SISIP offers a value for your limb, but it's not the same value that a typical insurance agency would offer. It's $125,000 per limb, up to a maximum of $250,000. Billy Kerr lost three limbs, so he doesn't get any more money, even though his quality of life is down to minimum because of three limbs lost. Other people get the same amount of money for having much smaller injuries. We have a guy who is surviving and doing amazingly well, yet he's not compensated the same.
If it's below the knee, an insurance company may pay $125,000; for above the knee, $150,000 to $200,000; or at the hip, maybe $250,000. The reason for that is because of the lack of mobility. As you saw, Jody walked in. He is a double below-the-knee amputee. As a double above-the-knee amputee, I hardly walk. The difference in mobility and effort is a thousandfold. I don't ask for 1,000% more, just simply a different percentage, which workers' compensation, insurance companies, and others do quite regularly.
As for case managers, they exist. It's always funny when you go into a Veterans Affairs office, because the clerk is behind—literally—bullet-proof glass. You can imagine that already the level of confrontation is up. It's like asking for money at the airport; it's just stupid. You have to get through that level to even talk to someone.
Again, we go back to that initial piece. Imagine someone who is confrontational, who has a drinking problem, and who has all those other issues. To even see their case manager.... They finally get downtown, they finally get to the Veterans Affairs office, or the family does, they finally get to see someone, and it's like, “Do you want fries with that?” It's not cool. It's not the best way to have Veterans Affairs represented, and it's not the best way for the families and others to get care.
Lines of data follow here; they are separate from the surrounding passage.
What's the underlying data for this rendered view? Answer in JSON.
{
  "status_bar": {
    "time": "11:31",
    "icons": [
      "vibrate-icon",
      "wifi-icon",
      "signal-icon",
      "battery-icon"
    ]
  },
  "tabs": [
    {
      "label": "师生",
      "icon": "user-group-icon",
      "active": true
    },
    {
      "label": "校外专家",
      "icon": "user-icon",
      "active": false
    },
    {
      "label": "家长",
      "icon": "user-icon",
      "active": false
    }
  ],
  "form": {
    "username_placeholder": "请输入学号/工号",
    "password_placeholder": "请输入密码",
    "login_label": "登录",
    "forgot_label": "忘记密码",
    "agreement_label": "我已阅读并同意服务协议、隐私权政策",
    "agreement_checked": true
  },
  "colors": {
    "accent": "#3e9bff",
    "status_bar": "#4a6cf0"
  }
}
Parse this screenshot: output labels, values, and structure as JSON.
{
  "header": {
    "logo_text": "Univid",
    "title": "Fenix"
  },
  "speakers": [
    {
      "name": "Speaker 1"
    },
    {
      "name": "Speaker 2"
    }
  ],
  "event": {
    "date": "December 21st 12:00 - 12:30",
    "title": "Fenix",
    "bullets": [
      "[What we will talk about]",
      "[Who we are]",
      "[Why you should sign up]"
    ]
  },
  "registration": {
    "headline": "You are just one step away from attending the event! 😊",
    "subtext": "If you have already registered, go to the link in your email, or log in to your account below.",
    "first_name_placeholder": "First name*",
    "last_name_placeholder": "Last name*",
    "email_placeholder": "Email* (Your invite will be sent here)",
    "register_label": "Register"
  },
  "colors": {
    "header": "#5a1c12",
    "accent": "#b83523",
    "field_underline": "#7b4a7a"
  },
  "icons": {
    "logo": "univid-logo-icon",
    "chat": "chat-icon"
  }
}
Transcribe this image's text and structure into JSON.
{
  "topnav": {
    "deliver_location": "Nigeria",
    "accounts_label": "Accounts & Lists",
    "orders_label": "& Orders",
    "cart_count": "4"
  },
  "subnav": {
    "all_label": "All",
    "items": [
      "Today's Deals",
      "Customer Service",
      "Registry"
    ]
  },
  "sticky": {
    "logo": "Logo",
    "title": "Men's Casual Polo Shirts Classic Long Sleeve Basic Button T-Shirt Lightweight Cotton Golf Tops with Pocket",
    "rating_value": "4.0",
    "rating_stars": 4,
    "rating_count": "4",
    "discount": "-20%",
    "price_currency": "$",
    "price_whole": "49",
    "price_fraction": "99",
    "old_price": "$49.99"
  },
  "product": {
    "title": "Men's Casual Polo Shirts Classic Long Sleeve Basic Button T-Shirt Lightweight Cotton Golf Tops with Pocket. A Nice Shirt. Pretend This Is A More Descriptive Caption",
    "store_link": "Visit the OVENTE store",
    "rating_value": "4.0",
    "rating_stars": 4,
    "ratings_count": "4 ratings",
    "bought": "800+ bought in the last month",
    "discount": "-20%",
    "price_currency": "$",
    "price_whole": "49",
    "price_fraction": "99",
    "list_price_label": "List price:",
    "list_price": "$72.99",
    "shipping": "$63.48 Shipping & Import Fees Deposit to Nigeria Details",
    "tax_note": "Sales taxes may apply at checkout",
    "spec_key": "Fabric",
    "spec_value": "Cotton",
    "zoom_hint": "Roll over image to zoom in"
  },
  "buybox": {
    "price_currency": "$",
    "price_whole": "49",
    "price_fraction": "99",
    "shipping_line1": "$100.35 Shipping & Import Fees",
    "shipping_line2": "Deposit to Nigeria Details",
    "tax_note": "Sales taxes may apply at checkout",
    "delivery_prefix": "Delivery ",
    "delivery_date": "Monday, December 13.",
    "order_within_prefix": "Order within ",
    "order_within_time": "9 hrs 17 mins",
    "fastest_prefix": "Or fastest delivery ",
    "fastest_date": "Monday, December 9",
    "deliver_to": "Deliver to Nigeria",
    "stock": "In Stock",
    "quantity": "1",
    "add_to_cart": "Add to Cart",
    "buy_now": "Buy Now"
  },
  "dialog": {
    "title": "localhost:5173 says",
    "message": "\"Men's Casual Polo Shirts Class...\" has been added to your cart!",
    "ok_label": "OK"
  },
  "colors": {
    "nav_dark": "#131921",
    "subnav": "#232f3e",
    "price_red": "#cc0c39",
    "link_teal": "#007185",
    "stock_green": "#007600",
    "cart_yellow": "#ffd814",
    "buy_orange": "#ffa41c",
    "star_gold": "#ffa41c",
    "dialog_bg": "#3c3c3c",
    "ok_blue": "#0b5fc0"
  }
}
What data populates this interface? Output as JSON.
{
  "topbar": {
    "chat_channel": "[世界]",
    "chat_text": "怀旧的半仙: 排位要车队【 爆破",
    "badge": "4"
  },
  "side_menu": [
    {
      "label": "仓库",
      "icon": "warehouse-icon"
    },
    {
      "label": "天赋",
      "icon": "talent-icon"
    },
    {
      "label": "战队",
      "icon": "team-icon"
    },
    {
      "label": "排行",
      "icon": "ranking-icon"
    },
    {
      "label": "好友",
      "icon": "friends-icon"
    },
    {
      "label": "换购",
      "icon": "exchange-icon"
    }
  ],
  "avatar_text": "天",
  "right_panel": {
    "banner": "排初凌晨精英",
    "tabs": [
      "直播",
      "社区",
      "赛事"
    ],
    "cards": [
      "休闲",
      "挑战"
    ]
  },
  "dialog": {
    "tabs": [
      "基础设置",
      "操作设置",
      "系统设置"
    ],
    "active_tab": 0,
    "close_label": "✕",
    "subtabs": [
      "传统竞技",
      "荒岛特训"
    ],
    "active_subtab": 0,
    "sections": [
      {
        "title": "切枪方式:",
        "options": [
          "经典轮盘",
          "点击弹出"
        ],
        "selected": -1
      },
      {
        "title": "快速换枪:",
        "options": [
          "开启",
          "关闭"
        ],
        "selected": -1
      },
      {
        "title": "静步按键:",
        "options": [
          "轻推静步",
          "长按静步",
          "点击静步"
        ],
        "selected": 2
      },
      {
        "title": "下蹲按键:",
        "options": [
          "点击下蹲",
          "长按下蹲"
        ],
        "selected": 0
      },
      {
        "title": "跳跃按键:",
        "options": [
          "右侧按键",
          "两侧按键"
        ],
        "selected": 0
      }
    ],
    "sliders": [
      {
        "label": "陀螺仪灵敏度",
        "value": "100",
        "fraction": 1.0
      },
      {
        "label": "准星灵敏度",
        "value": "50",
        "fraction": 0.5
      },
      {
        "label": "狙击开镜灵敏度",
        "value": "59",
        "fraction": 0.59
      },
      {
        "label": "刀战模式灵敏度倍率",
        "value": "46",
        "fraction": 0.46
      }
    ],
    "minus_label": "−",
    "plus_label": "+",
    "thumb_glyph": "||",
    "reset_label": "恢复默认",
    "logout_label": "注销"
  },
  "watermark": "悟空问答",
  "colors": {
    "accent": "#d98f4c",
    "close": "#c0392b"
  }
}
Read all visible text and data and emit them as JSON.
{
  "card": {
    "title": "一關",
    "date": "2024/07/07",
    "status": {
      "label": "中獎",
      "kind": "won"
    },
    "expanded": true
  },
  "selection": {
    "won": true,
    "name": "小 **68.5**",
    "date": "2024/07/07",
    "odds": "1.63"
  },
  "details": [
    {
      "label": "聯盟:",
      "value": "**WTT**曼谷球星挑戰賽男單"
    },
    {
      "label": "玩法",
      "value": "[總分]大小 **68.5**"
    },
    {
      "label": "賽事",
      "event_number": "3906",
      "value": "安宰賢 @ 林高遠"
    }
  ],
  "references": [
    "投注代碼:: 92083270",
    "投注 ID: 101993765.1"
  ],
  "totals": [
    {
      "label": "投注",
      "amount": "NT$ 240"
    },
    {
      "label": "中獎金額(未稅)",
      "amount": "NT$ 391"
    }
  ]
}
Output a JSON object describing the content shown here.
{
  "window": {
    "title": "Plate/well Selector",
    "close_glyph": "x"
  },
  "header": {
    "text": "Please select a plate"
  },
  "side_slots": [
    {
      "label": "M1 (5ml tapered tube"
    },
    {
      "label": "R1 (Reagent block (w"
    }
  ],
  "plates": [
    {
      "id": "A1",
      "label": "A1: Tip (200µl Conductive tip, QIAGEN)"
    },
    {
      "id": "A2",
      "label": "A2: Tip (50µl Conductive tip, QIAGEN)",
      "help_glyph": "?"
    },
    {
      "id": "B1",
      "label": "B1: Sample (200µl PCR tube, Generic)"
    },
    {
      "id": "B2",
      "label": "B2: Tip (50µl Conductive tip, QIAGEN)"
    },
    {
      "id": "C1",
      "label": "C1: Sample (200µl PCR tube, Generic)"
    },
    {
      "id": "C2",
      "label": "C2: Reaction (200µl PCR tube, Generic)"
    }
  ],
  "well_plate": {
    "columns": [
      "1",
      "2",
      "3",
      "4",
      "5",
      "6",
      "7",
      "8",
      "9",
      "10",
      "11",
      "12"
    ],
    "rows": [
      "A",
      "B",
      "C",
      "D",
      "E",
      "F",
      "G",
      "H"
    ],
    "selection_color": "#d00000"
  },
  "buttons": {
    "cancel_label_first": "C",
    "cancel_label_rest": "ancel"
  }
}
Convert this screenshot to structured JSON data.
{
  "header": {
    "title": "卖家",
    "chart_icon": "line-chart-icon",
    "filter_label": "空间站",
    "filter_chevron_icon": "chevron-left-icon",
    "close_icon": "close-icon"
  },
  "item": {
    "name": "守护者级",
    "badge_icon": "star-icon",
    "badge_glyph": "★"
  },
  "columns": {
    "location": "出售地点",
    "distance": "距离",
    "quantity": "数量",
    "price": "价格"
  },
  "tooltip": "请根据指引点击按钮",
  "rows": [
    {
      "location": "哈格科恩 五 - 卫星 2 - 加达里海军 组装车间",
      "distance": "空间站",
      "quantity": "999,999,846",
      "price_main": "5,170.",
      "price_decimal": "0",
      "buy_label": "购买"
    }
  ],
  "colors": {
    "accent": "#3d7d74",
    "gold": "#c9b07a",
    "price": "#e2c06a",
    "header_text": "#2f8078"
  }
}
That's the key. Even for the programs that exist now, how can we give people better access to the system so that someone like Jody, who is going through this lawyer stuff, should not have to pay for a single lawyer, ever, especially when it's a DND-created problem. We should have a DND lawyer who represents DND, and we should have a DND lawyer—which we actually have, called JAG—represent both clients, just as they normally do in any other harassment or any other DND issue. They should talk together, come up with the problem, and Jody gets his solution, which should be that there's not a single cent paid if it's been an administrative mistake on anyone's part.